Consider that in one major district, we have been unable to solve the leadership problem for more than 20 years. In the past, we traditionally brought forward the head of the YCL into leadership of the district where the party was headquartered, a practice utilized in many of our fraternal parties. This happened with Gil Green, with Jarvis, with John, and others. But given the problems we’ve had with our youth policy, that practice was made impossible to carry out.
The role of our elected bodies
A few words about our elected bodies and commissions. First, we need to review the work of the National Board and National Committee, including participation, and here we should have an eye toward bringing comrades forward who have stepped up and perhaps relieving those who have not participated.
With respect to the call for commissions that animated some of the discussion at the NC, we have to consider it seriously, including what’s prompting it. Some are asking NC members to step up and fulfill their roles as members of this leading party body; others feel uncertain about how the party functions and hope that participation in commissions might help give greater definition; for others it’s the notion that commissions will be the place where new members find footing and orientation. With respect to the latter, this has not proven to be the case.
What’s striking, in the course of all of this, is that there’s not a clear idea yet as to just what a commission is and their mandate — that too requires definition. Here it should be pointed out that the greatest obstacle has been and remains finding comrades to anchor and carry out the work.

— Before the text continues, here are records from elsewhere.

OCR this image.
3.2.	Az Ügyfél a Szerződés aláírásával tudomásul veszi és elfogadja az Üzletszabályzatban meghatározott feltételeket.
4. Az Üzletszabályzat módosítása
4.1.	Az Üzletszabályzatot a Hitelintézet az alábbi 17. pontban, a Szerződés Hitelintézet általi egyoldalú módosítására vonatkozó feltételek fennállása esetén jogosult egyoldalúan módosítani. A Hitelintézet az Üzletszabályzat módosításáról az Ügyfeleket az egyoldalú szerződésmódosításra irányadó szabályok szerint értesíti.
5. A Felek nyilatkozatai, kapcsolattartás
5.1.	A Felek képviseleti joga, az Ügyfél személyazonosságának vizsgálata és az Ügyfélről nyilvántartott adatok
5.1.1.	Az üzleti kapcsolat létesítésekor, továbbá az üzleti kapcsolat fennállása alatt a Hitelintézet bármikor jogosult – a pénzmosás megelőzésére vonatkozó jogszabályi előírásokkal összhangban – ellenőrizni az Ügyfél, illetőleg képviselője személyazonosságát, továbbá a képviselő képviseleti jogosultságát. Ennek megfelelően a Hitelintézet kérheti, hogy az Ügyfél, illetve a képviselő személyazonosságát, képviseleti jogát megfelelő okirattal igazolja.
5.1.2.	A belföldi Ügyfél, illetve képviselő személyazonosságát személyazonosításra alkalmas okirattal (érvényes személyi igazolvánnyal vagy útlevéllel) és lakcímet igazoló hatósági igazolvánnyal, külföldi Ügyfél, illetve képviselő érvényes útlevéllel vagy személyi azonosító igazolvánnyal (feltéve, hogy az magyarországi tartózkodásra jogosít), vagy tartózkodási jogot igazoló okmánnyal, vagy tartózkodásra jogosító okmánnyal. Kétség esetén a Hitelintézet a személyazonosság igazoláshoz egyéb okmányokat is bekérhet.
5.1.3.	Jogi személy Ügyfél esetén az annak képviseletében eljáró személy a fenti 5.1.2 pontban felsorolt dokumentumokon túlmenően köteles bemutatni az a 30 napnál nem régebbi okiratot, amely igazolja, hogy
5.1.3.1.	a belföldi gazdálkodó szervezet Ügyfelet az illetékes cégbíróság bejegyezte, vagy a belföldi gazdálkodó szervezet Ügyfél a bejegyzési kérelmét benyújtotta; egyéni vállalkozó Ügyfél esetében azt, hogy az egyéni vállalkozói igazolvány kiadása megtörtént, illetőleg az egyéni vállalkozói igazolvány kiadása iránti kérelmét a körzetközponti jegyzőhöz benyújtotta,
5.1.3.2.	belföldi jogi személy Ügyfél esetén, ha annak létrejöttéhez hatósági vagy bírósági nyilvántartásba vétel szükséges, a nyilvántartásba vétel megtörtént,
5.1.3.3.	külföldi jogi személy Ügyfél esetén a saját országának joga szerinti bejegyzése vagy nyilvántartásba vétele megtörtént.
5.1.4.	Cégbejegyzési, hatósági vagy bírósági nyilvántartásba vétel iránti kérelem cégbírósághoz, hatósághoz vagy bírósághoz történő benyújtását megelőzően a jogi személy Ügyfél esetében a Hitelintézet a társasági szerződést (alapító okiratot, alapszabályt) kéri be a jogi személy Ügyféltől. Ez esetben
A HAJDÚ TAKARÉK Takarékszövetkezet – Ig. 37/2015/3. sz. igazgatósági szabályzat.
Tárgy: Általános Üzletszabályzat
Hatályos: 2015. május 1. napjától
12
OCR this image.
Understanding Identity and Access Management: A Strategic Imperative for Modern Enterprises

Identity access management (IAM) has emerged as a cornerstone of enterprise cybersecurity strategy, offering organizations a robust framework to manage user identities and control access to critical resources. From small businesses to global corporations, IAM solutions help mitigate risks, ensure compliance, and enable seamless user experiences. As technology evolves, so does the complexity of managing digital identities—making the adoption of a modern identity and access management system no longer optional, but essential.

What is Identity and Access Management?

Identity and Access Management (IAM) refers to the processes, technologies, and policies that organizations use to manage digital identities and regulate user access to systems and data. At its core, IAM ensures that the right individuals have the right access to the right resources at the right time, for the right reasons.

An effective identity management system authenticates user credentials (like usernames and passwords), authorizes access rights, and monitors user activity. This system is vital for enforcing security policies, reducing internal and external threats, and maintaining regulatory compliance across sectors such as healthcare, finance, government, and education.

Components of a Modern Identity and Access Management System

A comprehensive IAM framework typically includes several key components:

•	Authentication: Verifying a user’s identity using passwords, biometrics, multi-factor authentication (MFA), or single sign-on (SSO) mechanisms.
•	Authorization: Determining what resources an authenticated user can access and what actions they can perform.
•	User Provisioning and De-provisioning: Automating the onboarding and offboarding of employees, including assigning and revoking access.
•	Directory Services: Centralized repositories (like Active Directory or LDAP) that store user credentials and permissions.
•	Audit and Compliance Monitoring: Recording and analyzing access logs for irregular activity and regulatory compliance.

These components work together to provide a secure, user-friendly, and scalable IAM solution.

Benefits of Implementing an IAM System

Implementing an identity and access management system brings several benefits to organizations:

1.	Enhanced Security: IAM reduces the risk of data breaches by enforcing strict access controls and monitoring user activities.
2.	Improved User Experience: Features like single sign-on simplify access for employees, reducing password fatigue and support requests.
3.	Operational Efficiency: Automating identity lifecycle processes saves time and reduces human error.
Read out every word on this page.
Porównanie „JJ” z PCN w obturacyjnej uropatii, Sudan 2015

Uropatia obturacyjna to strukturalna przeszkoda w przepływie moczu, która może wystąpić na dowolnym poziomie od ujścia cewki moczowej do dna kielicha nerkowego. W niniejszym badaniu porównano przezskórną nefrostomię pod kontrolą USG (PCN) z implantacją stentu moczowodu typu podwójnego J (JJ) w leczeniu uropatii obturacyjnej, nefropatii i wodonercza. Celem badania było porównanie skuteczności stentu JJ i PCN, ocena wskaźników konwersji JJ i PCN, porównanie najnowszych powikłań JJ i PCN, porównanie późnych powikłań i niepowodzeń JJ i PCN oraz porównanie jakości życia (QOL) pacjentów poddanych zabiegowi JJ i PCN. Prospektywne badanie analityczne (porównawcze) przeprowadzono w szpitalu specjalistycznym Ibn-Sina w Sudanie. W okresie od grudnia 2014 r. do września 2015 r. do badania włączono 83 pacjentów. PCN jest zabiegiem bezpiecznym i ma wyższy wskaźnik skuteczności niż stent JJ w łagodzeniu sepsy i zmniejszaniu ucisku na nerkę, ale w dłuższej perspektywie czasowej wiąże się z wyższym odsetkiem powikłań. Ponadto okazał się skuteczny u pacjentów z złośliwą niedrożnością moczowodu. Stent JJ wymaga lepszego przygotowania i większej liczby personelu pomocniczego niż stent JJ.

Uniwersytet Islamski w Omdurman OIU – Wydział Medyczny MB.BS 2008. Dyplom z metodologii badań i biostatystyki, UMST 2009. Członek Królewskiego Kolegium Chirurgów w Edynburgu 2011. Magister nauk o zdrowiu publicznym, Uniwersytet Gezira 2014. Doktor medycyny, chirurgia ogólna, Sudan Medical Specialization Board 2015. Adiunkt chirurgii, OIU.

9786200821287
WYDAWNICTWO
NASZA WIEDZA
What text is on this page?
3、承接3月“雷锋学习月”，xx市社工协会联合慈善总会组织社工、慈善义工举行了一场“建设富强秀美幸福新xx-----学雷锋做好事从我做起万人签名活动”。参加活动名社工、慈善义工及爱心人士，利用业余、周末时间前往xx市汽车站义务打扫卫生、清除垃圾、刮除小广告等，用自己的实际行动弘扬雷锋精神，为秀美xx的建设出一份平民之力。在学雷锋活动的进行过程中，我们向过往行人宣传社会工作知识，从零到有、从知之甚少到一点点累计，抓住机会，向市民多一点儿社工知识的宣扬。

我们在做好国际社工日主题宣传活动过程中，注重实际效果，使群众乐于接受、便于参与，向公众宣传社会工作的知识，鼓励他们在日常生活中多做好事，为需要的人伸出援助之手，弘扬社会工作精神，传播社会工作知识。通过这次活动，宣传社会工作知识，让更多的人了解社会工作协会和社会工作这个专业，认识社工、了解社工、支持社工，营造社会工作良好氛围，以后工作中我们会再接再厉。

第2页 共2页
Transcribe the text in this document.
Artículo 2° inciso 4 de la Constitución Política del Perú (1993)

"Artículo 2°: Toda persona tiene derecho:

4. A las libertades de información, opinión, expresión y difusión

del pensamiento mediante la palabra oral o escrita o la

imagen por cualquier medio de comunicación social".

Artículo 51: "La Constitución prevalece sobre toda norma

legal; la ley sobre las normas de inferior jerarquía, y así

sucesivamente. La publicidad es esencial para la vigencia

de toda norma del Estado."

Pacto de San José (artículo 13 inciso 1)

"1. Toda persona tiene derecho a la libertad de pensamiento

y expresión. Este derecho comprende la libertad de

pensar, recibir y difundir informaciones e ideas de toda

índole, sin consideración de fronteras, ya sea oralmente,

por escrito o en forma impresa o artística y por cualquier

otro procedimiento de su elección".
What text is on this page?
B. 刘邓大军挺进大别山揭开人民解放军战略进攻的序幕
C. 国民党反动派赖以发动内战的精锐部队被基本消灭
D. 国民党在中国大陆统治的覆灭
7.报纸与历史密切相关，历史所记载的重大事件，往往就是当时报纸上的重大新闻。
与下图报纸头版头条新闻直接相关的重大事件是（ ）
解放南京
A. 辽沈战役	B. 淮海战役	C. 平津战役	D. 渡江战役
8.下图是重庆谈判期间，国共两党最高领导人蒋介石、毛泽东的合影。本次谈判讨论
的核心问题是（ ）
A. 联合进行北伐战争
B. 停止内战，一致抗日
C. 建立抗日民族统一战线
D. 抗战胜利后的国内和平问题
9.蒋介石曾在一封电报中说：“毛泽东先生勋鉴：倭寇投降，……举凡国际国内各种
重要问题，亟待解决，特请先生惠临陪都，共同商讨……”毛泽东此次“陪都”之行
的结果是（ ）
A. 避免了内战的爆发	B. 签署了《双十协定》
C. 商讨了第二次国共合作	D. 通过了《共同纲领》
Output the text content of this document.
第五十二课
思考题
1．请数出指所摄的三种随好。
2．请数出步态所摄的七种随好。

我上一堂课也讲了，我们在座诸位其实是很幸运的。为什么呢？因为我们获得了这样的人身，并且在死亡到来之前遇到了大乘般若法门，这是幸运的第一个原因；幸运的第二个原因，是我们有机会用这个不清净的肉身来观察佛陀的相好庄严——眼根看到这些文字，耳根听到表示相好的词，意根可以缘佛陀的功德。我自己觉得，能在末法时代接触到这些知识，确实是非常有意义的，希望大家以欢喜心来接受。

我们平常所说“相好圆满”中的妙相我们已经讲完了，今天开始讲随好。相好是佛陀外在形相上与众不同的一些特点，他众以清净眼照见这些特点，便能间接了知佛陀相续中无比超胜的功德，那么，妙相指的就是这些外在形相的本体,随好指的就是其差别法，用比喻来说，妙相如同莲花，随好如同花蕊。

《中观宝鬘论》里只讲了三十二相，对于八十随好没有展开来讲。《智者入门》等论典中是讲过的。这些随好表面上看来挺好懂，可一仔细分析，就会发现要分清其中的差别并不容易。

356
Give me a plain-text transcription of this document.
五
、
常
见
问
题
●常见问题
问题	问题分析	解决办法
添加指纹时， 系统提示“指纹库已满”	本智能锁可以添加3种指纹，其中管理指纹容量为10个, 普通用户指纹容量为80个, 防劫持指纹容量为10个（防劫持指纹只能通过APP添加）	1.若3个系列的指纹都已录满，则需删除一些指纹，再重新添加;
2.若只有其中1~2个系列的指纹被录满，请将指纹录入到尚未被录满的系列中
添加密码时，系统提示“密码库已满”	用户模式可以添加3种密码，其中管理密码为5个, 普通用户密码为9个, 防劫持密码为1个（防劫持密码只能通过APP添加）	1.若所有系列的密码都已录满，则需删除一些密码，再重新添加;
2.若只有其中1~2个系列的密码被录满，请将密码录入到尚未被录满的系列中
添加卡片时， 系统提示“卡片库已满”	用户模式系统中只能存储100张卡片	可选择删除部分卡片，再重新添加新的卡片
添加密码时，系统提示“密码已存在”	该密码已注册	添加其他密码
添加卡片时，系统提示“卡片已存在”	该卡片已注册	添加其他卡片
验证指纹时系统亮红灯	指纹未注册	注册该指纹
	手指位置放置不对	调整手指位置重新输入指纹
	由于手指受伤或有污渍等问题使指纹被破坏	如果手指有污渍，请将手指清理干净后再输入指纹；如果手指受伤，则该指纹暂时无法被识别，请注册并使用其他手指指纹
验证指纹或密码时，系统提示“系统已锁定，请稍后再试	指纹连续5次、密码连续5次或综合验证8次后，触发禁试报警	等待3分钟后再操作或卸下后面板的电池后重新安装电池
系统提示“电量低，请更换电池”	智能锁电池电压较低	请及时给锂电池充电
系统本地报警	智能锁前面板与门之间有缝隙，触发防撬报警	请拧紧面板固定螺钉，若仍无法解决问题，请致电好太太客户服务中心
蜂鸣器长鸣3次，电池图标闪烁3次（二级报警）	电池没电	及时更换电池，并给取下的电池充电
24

Finally, we should not lose sight in this review and projection of our work that the party must be built from the ground up, that is, in the clubs and districts. Of course, there is a dynamic interplay between, local and national, offline and online, etc. That said, mass growth and consolidation will spring from the grassroots — it’s where memberships take seed, learn, and grow.
Our identity
All of this has a direct bearing on the ongoing need to continually define and redefine the unique role and nature of the party as a revolutionary working-class organization. We’ve lost sight in some quarters of just what we are as a party of a new type, of what the “plus” means as applied to questions related to organization, structure, and inner party democracy. Concepts of organization are not uniform across class lines, and the working class has evolved practices over decades of struggle. The Communist Party is not any other mass democratic organization or even political party. It is a unique expression of a new level of working-class organization as it strives to become a fighting arm of our class and people. Here there are issues of principle that should brook no compromise and other secondary questions like adapting to innovation that require updating. For example, to me, fighting for party clubs, be they on campus, citywide, in a neighborhood, or even online (transitional or not) is a question of principle. The moment you lose this emphasis, you start to lose the party. The forms that clubs take vary according to time, place, and circumstance — so too with respect to where they interact, be it a union hall, someone’s living room, a library, online community, by phone or Zoom.
So far we’ve done fairly well in continuing to understand, adapt, and utilize new techniques and forms as they become available, while relying on the tried-and-true principles of communist mass work.
Let’s agree to deepen these discussions in the National Board and other collectives as we prepare for the April meeting of the National Committee. Let’s also think over whether we can hold a mid-term national conference later this year.